Si-Fu Ralph Haenel of Wing Tsun Kung Fu Vancouver blew us away in 2014 with multiple seminars. In addition to reviewing Chi Sau sections, we had various firsts: Long Pole and Bart Cham Dao.
If that was not enough, in 2015 Sifu Ralph started teaching us Wooden Dummy Chi Sau sections. Certainly, we have had classes before about applications from various parts of the Wooden Dummy form. Also, one could also argue that sections are just created and not needed. But everything we do is fabricated. There must be a reason? The more obvious reason is that the sections again allow a catalogue/reference point, just as the other forms and Chi-Sau sections do. It is also how amazing that all the training programs link together very well.
More importantly, as with everything we do in training or learning, there must be some translation to applications or improvements to our Wing Tsun (or whatever you are training for).
So, over the last month I have been trying to formulate how the Wooden Dummy Chi Sau sections help us improve. I think this will take some time though, to digest and analyze (probably a lifetime).
One of the key ideas I’ve had is: Cross-referencing.
Emphasis of certain ideas from other sections
Time and time again we work on forward pressure. I found that this section helped once again emphasize the importance of forward pressure that deflects yet redirects at the right moment. That right moment was more prolonged in the other sections. With the Wooden Dummy Chi-Sau that time period for deflecting/redirecting seems much shorter. With the goal of being more direct and effective.
Are we able to translate this concept and improve other WT skills?
Extension of further concepts from other sections or programs
Many of the movements in the Wooden Dummy Chi-Sau sections are already shown in various other training, including the 3 forms, different programs (e.g. BlitzDefense), various exercises (e.g. Student level 3 Pak-Sau), or Chi-Sau sections (e.g. Section 1 Fook Sau cycle). But, just as how training Biu-Dje Chi-Sau should change the way we move or function, shouldn’t training Wooden Dummy Chi-Sau also do the same?
I think it will change the way we move. So much that, in a sense, it isn’t necessarily a visible change but one that the opposing partner/opponent feels. At least when we get through the visible growing pains. So, in the end, it won’t necessarily be a “Wooden Dummy technique” that is used, but so-called “Basic” ones that are done with that structure, form, and added shocking-power all gained from training on the Wooden Dummy, the Chi-Sau sections, and applications.

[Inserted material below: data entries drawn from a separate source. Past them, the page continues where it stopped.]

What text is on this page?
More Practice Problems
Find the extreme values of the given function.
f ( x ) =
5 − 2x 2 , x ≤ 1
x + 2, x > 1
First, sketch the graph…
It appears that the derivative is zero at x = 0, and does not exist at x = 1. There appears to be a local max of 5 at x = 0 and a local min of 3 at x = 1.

Work on footwork and stance
The theory I’ve heard before is that the Bart Cham Dao and Wooden Dummy has “advanced footwork.” Yet, in the early student programs, we work on: forward step, turning stance, 90/180 degree turns, zig-zag step, crossing step, etc. They are all there. Why should we be excited to learn Wooden Dummy Chi-Sau then? Because it is awesome and higher-level and we are now all close to being masters, isn’t it? Well, if we can’t drive an old VW Beetle, we can’t necessarily drive a Ferrari well. So, I guess the lesson is don’t forget the basics.
Yes, that pair of Bart Cham Dao is sitting on the couch and very accessible to pick up and practice the form. But what about those footwork drills, or those “basic” exercises from the 21-Steps Seminar?
Disconnecting and reconnecting, turning in tighter quarters, all need an even better stance than before. Stay tuned for future posts about how I’ve been working on stance and balance, outside of regular WT training…
Different kind of bridging, sort of…
In Chum Kiu training we learn to seek the bridge or building one. Hopefully only a 1-way bridge, for us. In Wooden Dummy training it appears that there can be often a (physical) disconnection, followed by a re-connection via another bridge. Hopefully again a 1-way bridge, for us.
I think it would be useful to go back to the foundations of Chum Kiu and understand what makes a good bridge. Then revisit the Wooden Dummy applications again.
Finally, the fear and the risk of learning new Chi-Sau sections
Practicing the dance but not the applications.
Do you remember first feeling awkward with Chi-Sau? Then it becomes easier, and then you start learning the sections?
I can still remember testing for student level ?6/7 with the first WT Chi-Sau section. Did it so smoothly, just like a well-oiled machine. Of course! Because I tested with one of the same training partners I trained with day-in and day-out. Practicing choreography is no different. Did I know how to apply all the parts? Perhaps partly, but of course, years later on looking back, not as effective as I could have been.
An obvious tip that can help? Train with different partners, of different sizes and strengths/weaknesses. It’ll open up new “mistakes” and prevent us from practicing choreography.